Google’s Android is the most used, with the Big G’s Mobile Chief Andy Rubin bragging via Twitter of several hundred thousand daily activations during the festive period a couple of weeks back.
Of course, numbers alone don’t tell the full story. This is never more obvious than when the retention/customer satisfaction polls are published. Despite falling behind in terms of sheer activations, Apple’s iPhone continues to be the crowd-pleaser with 75% of users extremely happy with their device.
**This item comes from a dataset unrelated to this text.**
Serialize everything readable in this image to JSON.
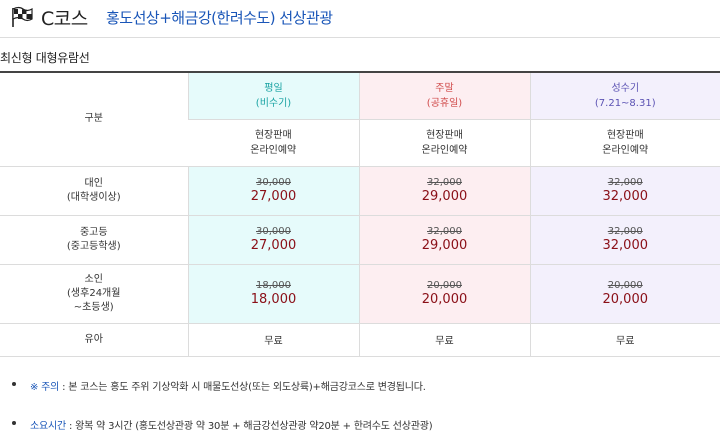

Samsung and HTC, which generally harbor Google’s mobile OS, both only managed 47% customer satisfaction rates, which does – if not directly – suggest Android has as much to do with the poor ratings as the devices themselves. Motorola and LG fared even worse, managing 45% and 31% satisfaction respectively.
Despite nabbing the title of Mobile OS of the Year in 2011, the research compiled by ChangeWave showed Windows Phone-bearing Nokia devices could only muster 23% satisfaction – meaning less than a quarter of consumers were happy with the Finnish company’s devices. The once-mighty brand – domineering in the years before the smartphone era – now seems to be fighting a somewhat uphill battle to reinvent its image.
The same could be said for Research In Motion, maker of the once-popular BlackBerry devices, which props up the pile with 22% satisfaction. BlackBerry Messenger is its key selling point, but with alternatives flying in from all angles, it does seem as though the company has seen better days within the smartphone spectrum.
Still, it’s great news for Tim Cook’s company, which undoubtedly revolutionized the smartphone industry back in 2007 and continues to draw the most attention from the tech world with every release. The iPhone 5 is expected to drop later this year along with iOS 6 and at the current rate, expect the trend to continue as the next iteration becomes a favorite once again.
Then again, Samsung’s Galaxy S II (and more recently Galaxy Nexus) has been the closest competitor to the iPhone, and if the Galaxy S III were to make an appearance, we’d certainly have an interesting – if not slightly predictable – slog on our hands.